Monitor and log everything. Did Joe login to the router when he was on vacation? Might want to suspect the box. Especially if the first thing done is disable logging on the box (you are logging commands right?) Of course now you don't know what was done because logging is turned off. Another thing to look for are unexpected reboots. Remember that to load the new compromised ROMMON the box needs a reboot. However, you can't replace every switch/router that has rebooted. Root cause analysis for reboots will help. Also as deanwebb said look at traffic flows. Was there a file copy to the box from a random IP? Having netflow, or something similar setup is the key here. Don't forget that a SCP file copy may show up as a SSH connection. However interactive SSH connections don't transfer multi-megabytes in minutes. If you have all three of these (unexplained admin login, file copy, reboot) you are probably owned.

So now what do you do? You can call Cisco, and see if they are interested. At the very least you could probably get a SmartNet replacement for the box. You may never know if you were really owned, or just paranoid, but you have a new box. You can call one of the cyber forensics companies/teams, someone like Tripwire, Mandant, Verizon, etc. These guys don't come cheap, but right now you might be able to work a deal to get a discount as they would be interested in getting their hands on the ROMMON to reverse. Finally you can contact law enforcement. They are probably going to want more proof than "My router rebooted" to start investigating, but they have some serious tools and skill sets to research the attack.

To avoid all that mitigate the risk. Cisco did not say how the attackers got the username/password that was used. I would guess some stupid login account existed like cisco/cisco, spear phishing, or password reuse from a compromised site (If you used the same password on your router that you used for your ashley-madison account you may want to change it). So don't open unknown attachments, don't reuse passwords. Then lock down access to the devices with ACLs, etc. Use two factor. Really just the basics that everyone should be doing already.

-Otanx

AnthonyC

Quote from: Reggle on August 21, 2015, 01:13:05 PM
Good point with the md5 hash being compromised as well on the box, Otanx.
I have a central Linux SCP server here where I upload the images and do a hash verification, that solves it.

Although that's a big improvement it doesn't quite solve it unfortunately.  Working hash collision attack has been demonstrated for almost a decade.  Granted the ability to provide an identical hash on a corrupted image is not trivial but neither is the ability to write ROMMON.
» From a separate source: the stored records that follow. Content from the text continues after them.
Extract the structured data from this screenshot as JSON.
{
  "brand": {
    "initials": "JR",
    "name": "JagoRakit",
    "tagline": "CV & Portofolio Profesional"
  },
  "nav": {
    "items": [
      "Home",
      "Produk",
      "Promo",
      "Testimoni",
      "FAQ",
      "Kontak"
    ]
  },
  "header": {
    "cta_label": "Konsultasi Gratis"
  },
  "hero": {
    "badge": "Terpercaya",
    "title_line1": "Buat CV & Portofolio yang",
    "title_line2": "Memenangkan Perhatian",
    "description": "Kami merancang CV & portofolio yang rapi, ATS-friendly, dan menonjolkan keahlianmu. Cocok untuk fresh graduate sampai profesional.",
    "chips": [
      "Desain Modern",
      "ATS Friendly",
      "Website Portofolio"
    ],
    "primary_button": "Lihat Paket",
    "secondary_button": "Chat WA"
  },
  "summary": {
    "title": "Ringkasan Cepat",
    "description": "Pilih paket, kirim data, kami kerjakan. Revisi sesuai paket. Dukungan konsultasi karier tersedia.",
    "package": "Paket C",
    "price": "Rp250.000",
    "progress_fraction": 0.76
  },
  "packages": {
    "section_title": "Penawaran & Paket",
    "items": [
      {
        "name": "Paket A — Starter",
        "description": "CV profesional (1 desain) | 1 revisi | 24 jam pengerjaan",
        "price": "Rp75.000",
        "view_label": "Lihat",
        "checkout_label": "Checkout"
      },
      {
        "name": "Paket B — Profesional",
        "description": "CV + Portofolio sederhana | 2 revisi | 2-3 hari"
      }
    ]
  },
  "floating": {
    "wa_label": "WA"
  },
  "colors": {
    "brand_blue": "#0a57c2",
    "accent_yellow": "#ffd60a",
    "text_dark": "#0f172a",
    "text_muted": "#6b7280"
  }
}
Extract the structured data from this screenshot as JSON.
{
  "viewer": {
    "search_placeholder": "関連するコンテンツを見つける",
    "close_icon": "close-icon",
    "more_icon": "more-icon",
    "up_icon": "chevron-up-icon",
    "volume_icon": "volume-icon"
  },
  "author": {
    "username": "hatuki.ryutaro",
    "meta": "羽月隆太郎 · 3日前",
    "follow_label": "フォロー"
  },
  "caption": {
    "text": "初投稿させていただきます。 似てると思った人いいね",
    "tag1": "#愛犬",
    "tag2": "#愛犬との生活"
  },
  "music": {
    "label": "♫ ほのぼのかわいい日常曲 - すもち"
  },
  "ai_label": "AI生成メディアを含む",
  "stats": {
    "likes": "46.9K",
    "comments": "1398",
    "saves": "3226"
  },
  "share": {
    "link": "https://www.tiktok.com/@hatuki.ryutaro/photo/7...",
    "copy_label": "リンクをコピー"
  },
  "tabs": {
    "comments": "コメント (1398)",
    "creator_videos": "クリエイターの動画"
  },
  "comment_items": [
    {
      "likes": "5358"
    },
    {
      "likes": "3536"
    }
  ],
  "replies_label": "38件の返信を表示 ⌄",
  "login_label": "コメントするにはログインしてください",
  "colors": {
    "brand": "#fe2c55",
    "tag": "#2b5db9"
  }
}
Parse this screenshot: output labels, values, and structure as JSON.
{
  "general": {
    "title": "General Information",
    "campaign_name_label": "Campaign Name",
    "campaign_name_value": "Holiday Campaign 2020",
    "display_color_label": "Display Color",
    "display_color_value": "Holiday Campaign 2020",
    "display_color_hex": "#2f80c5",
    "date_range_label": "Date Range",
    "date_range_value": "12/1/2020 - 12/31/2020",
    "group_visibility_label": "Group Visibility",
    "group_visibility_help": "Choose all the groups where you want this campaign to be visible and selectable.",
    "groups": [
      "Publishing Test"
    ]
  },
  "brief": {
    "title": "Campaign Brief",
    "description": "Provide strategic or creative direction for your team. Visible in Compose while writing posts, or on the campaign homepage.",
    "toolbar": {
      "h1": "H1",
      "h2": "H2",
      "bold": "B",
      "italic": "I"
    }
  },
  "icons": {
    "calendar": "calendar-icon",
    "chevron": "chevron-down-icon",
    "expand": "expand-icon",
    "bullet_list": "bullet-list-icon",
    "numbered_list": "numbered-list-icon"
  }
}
http://www.technologyreview.com/view/411199/the-nostradamus-attack/

You can even write your own HelloWorld/GoodbyeWorld and compile it to see it in action.
https://www.win.tue.nl/hashclash/SoftIntCodeSign/
http://www.mathstat.dal.ca/~selinger/md5collision/

And yes news of hacking ROMMON has been out for years (even featured in Blackhat 09); the question is how often are we seeing this in the wild?  Cisco should put some effort in their advisory on how to detect it, even if these are logging/monitoring best practice it'd help the community as a whole.
"It can also be argued that DNA is nothing more than a program designed to preserve itself. Life has become more complex in the overwhelming sea of information. And life, when organized into species, relies upon genes to be its memory system."